Can you count on Konta?
Watching Johanna Konta’s two set defeat yesterday on the side court to Czech Marketa Vondrousova, I wondered if Konta would be in that great line of British never-quite-made- its.
On the male line, there was Bobby Wilson, Mike Sangster, Taylor, Cox and Tim Henman.
My great aunt Gladys, a committee member at Queens and umpire, told me as a young girl of the feats of Angela Mortimer, Ann Jones, Christine Truman and Virginia Wade but the silverware disappeared after that with Sue Barker and Jo Durie.
The latter won two mixed double grand slams with Jamie Bates and reached a semi final in 1983.
She could argue that her career spanned the greatest of them all Martina Navratilova, and also Steffi Graf, Chris Evert-Floyd, Gabriele Sabatini and Hana Mandikova.

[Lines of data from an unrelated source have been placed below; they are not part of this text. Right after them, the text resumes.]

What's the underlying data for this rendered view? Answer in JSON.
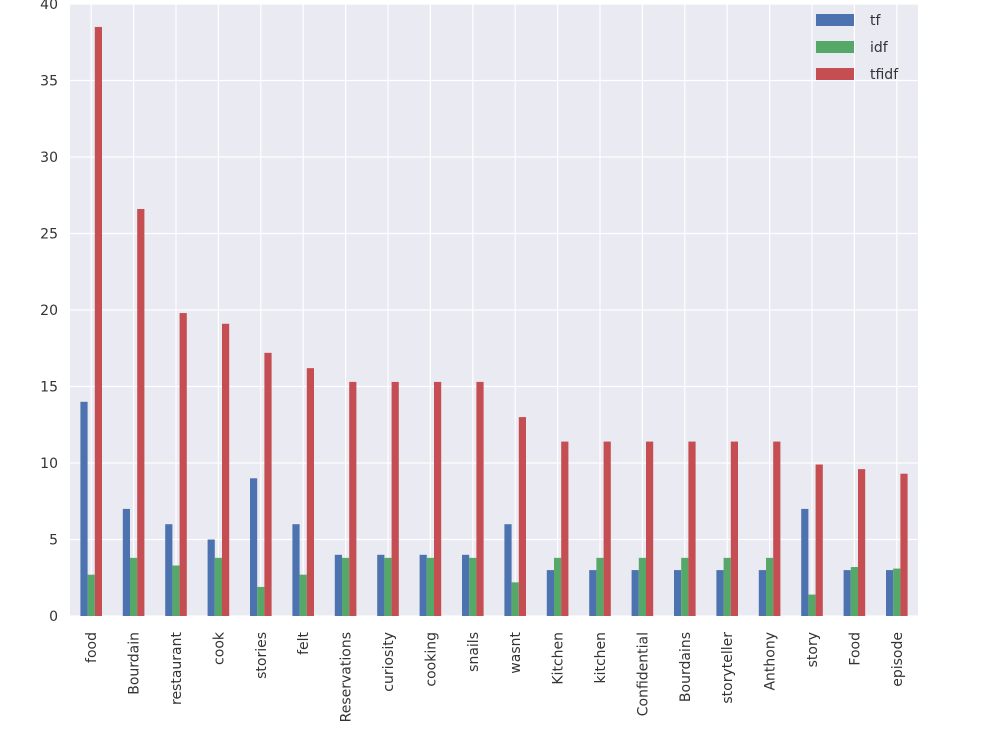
{
  "chart_data": {
    "type": "bar",
    "title": "",
    "xlabel": "",
    "ylabel": "",
    "ylim": [
      0,
      40
    ],
    "yticks": [
      0,
      5,
      10,
      15,
      20,
      25,
      30,
      35,
      40
    ],
    "grid": true,
    "legend_position": "top-right",
    "categories": [
      "food",
      "Bourdain",
      "restaurant",
      "cook",
      "stories",
      "felt",
      "Reservations",
      "curiosity",
      "cooking",
      "snails",
      "wasnt",
      "Kitchen",
      "kitchen",
      "Confidential",
      "Bourdains",
      "storyteller",
      "Anthony",
      "story",
      "Food",
      "episode"
    ],
    "series": [
      {
        "name": "tf",
        "color": "#4c72b0",
        "values": [
          14,
          7,
          6,
          5,
          9,
          6,
          4,
          4,
          4,
          4,
          6,
          3,
          3,
          3,
          3,
          3,
          3,
          7,
          3,
          3
        ]
      },
      {
        "name": "idf",
        "color": "#55a868",
        "values": [
          2.7,
          3.8,
          3.3,
          3.8,
          1.9,
          2.7,
          3.8,
          3.8,
          3.8,
          3.8,
          2.2,
          3.8,
          3.8,
          3.8,
          3.8,
          3.8,
          3.8,
          1.4,
          3.2,
          3.1
        ]
      },
      {
        "name": "tfidf",
        "color": "#c44e52",
        "values": [
          38.5,
          26.6,
          19.8,
          19.1,
          17.2,
          16.2,
          15.3,
          15.3,
          15.3,
          15.3,
          13.0,
          11.4,
          11.4,
          11.4,
          11.4,
          11.4,
          11.4,
          9.9,
          9.6,
          9.3
        ]
      }
    ]
  }
}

Tim Henman had to compete with Pete Sampras, Andre Agassi and Roger Federer. However post-Serena Willliams the field is now more open in the Ladies section.
In the two sets Konta led 5-3 and 5-4 but seemed to lack the toughness to close the match out.
In tennis the seventh game is often all important and winning those Konta should have have gone on to triumph.
One can imagine that an American or German would. She is 10 years older than Vondrousova and with so many teens around she may well have missed her chance. That she was Australian till 12 and also carries a Hungarian passport may mean she would never be regarded as a British champion but she seems an amiable and wholesome type so a media career might await.
I called to congratulate Uncle Bob Tickler on being successful in the Wimbledon Debenture ballot in the secret hope that he might let me have his ticket in the final week.
He was fulminating against fund manager Neil Woodford for “gating” his flagship fund (suspending dealing to you and I) and threatening to have him bounced out of the Square Mile till I pointed out that my partner Josh, who works for a digital broking platform, had told me he operated out of Oxford.
After he calmed down, Bob made the interesting point on the great debate on equality of prize money. He had done his homework on the prices for tickets in the secondary market this year for the semi-finals and finals and they were very much less for the Ladies matches.
Finally I was amazed when watching Novak Djokovic play Dominic Thiem that, at the first drop of a shower, the Serb ran off the court without any decision yet made by the umpire.
He was losing 2 sets to one and 3-1 down and that seems to be his rationale.
The French Open authorities rightly took flak as play seemed perfectly possible. With that, and the decision to play the ladies semi-finals on an outer court with a capacity of 5000, they justifiably are under fire.